背景

使用VLM做多模态object detection, specific target grounding、OCR时,涉及到由模型给出识别到的bonding box,然而,由于VLM模型会对输入图片做预处理(resize为另一个大小),因此需要对模型输出的bonding box坐标做转换。实验过程中发现Qwen2.5-VL和Qwen3-VL输出的坐标转换后得到的结果不一致,因此写此文进行分享。

Qwen2.5-VL

参考文章
https://github.com/QwenLM/Qwen3-VL/issues/931

以下代码均参考参考文章

做法

  1. 获取预处理后图片的尺寸(width,height)
# Single image processing
inputs = processor(images=[image], return_tensors="pt")

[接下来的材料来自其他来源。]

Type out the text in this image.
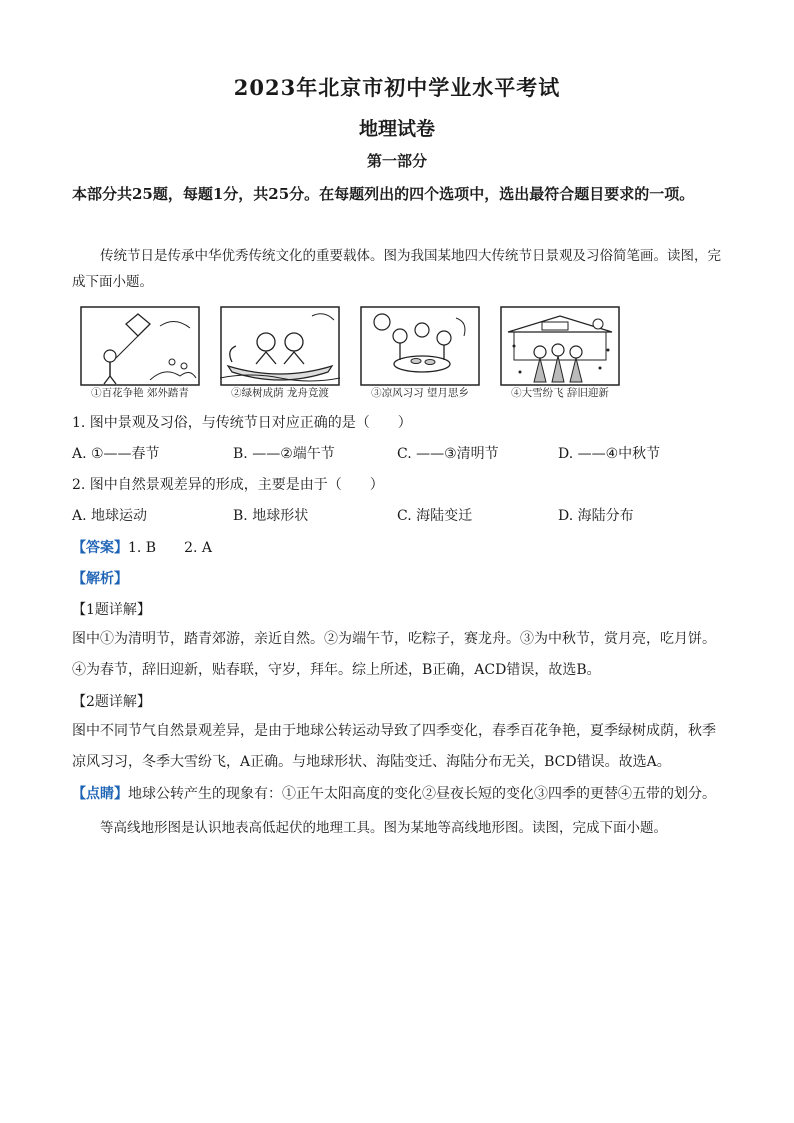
2023年北京市初中学业水平考试
地理试卷
第一部分
本部分共25题，每题1分，共25分。在每题列出的四个选项中，选出最符合题目要求的一项。
传统节日是传承中华优秀传统文化的重要载体。图为我国某地四大传统节日景观及习俗简笔画。读图，完成下面小题。
①百花争艳 郊外踏青	②绿树成荫 龙舟竞渡	③凉风习习 望月思乡	④大雪纷飞 辞旧迎新
1. 图中景观及习俗，与传统节日对应正确的是（　　）
A. ①——春节	B. ——②端午节	C. ——③清明节	D. ——④中秋节
2. 图中自然景观差异的形成，主要是由于（　　）
A. 地球运动	B. 地球形状	C. 海陆变迁	D. 海陆分布
【答案】1. B　　2. A
【解析】
【1题详解】
图中①为清明节，踏青郊游，亲近自然。②为端午节，吃粽子，赛龙舟。③为中秋节，赏月亮，吃月饼。④为春节，辞旧迎新，贴春联，守岁，拜年。综上所述，B正确，ACD错误，故选B。
【2题详解】
图中不同节气自然景观差异，是由于地球公转运动导致了四季变化，春季百花争艳，夏季绿树成荫，秋季凉风习习，冬季大雪纷飞，A正确。与地球形状、海陆变迁、海陆分布无关，BCD错误。故选A。
【点睛】地球公转产生的现象有：①正午太阳高度的变化②昼夜长短的变化③四季的更替④五带的划分。
等高线地形图是认识地表高低起伏的地理工具。图为某地等高线地形图。读图，完成下面小题。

# one grid has a size of 14x14, image_grid_thw is a list of [t, h_grid, w_grid], for images, t is always 1
input_height = inputs['image_grid_thw'][0][1]*14 
input_width = inputs['image_grid_thw'][0][2]*14

# Multiple image processing
inputs = processor(images=[image1, image2], return_tensors="pt")
input_height_idx = inputs['image_grid_thw'][idx][1]*14
input_width_idx = inputs['image_grid_thw'][idx][2]*14.  

2.根据模型输出的坐标做转换

# Given original size(原始图片的尺寸) img.size: width, height
# Given model input size(第一步得到的输入尺寸): input_height, input_width

# Converting model output(模型输出的bonding box)(xmin,ymin,xmax,ymax) [output_x1, output_y1, output_x2, output_y2] to actual coords [abs_x1, abs_y1, abs_x2, abs_y2]
abs_x1 = int(output_x1 / input_width * width)
abs_y1 = int(output_y1 / input_height * height)
abs_x2 = int(output_x2 / input_width * width)
abs_y2 = int(output_y2 / input_height * height)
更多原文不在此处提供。